Me temo que, aunque se tarde en conseguir la “nueva situación” o “nueva normalidad”, no sea ésta tan nueva, sino tan vieja como la anterior a la llegada del virus de China. No pueden hacerla nueva quienes siguen en el modelo de economía utilitarista, porque no tiene en cuenta una economía para todos y porque es en exceso liberal-capitalista; menos aún quienes quieren aplicar una economía de tipo marxista en la que nadie cree, aunque se imponga por la fuerza; tampoco si se piensa solo en nuestro país o en nuestro bloque europeo, que lucha por la supremacía en el mercado sin tener en cuenta los pueblos más desfavorecidos a la hora de compartir los bienes de este mundo.

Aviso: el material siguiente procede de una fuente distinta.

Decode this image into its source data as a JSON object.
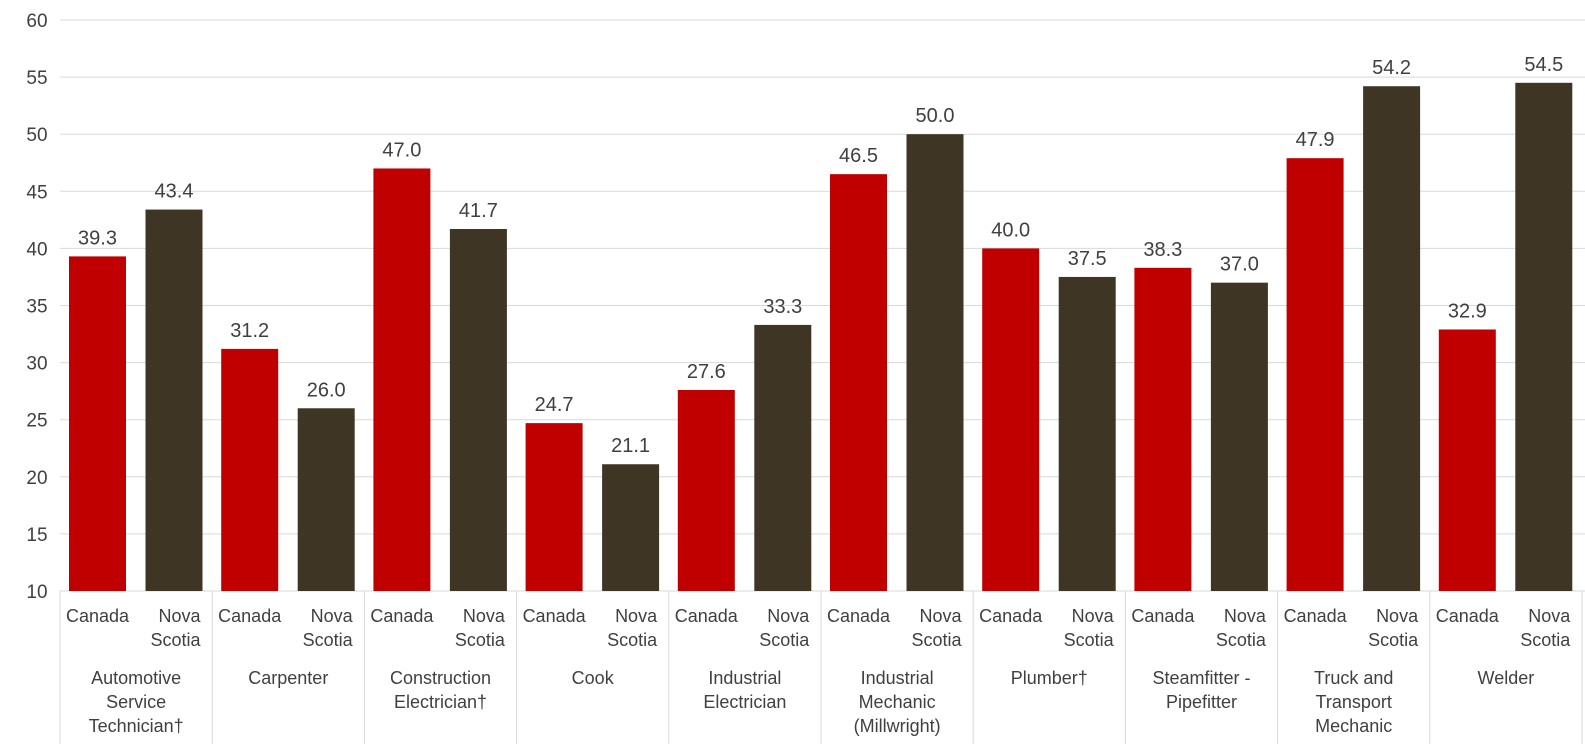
{
  "chart_data": {
    "type": "bar",
    "ylim": [
      10,
      60
    ],
    "yticks": [
      10,
      15,
      20,
      25,
      30,
      35,
      40,
      45,
      50,
      55,
      60
    ],
    "grid": true,
    "colors": {
      "Canada": "#c00000",
      "Nova Scotia": "#3e3525"
    },
    "groups": [
      {
        "trade": [
          "Automotive",
          "Service",
          "Technician†"
        ],
        "canada": 39.3,
        "nova_scotia": 43.4
      },
      {
        "trade": [
          "Carpenter"
        ],
        "canada": 31.2,
        "nova_scotia": 26.0
      },
      {
        "trade": [
          "Construction",
          "Electrician†"
        ],
        "canada": 47.0,
        "nova_scotia": 41.7
      },
      {
        "trade": [
          "Cook"
        ],
        "canada": 24.7,
        "nova_scotia": 21.1
      },
      {
        "trade": [
          "Industrial",
          "Electrician"
        ],
        "canada": 27.6,
        "nova_scotia": 33.3
      },
      {
        "trade": [
          "Industrial",
          "Mechanic",
          "(Millwright)"
        ],
        "canada": 46.5,
        "nova_scotia": 50.0
      },
      {
        "trade": [
          "Plumber†"
        ],
        "canada": 40.0,
        "nova_scotia": 37.5
      },
      {
        "trade": [
          "Steamfitter -",
          "Pipefitter"
        ],
        "canada": 38.3,
        "nova_scotia": 37.0
      },
      {
        "trade": [
          "Truck and",
          "Transport",
          "Mechanic"
        ],
        "canada": 47.9,
        "nova_scotia": 54.2
      },
      {
        "trade": [
          "Welder"
        ],
        "canada": 32.9,
        "nova_scotia": 54.5
      }
    ],
    "sub_labels": {
      "canada": [
        "Canada"
      ],
      "nova_scotia": [
        "Nova",
        "Scotia"
      ]
    }
  }
}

¿Quién puede encargarse de gestionar esta situación tan dura económicamente? Lo deberían hacer los gobiernos, sin anteojos ideológicos y sin despreciar la iniciativa privada, ocupándose solo de lo “público” entendido de esa manera tan unilateral; lo puede hacer mucha gente preocupada por el mundo y su riqueza; lo han de hacer los padres, educando a sus hijos en la manera de gastar y utilizar los recursos naturales que se pueden agotar, sin malgastarlo en lujos que no llevan a ninguna parte y aprendiendo a hacer un gasto necesario para que las cosas funcionen mejor. Lo han de hacer las industrias y las empresas, las que saben de la necesidad de puestos trabajo para tanta gente que necesita volver a ilusionarse y emprender con imaginación.
Pero lo han de hacer los hombres y mujeres nuevos, que aman esta vida grande de la que gozamos como don de Dios y, al mismo tiempo, están abiertos a los “cielos nuevos y la tierra nueva” que la Resurrección de Jesucristo nos ha concedido, haciendo que nuestra vida aquí esté abierta a la vida eterna que empezó para nosotros en el Bautismo y la Eucaristía. El Espíritu de Jesucristo, el Espíritu Santo nos da la capacidad para hacer todo nuevo. No partimos de cero, pero podemos engañarnos pensando que esta es una crisis que afecta solo a la sanidad pública o privada, que afecta únicamente a lo económico y social, a las alianzas estratégicas con otras fuerzas sociales y económicas.
Hay en esta crisis de la pandemia otras dimensiones a escala planetaria que obligan a hacer una crítica constructiva de cómo hemos vivido en todos estos tiempos: enfrentados y muchas veces incapaces de construir juntos pensando en el bien común; en espacios cerrados, donde “los otros” no pueden entrar. No soy yo un experto en vida social, pero sí leo lo que la gente desea, que está cansada de que se dé más importancia a asuntos poco importantes, sin abordar cuestiones sumamente necesarias para la humanidad. Es responsabilidad de todos; no lo dejemos a la capacidad de influencia de grupos poderosos, de medios que cambian la realidad y a proyectos que no respetan la dignidad humana.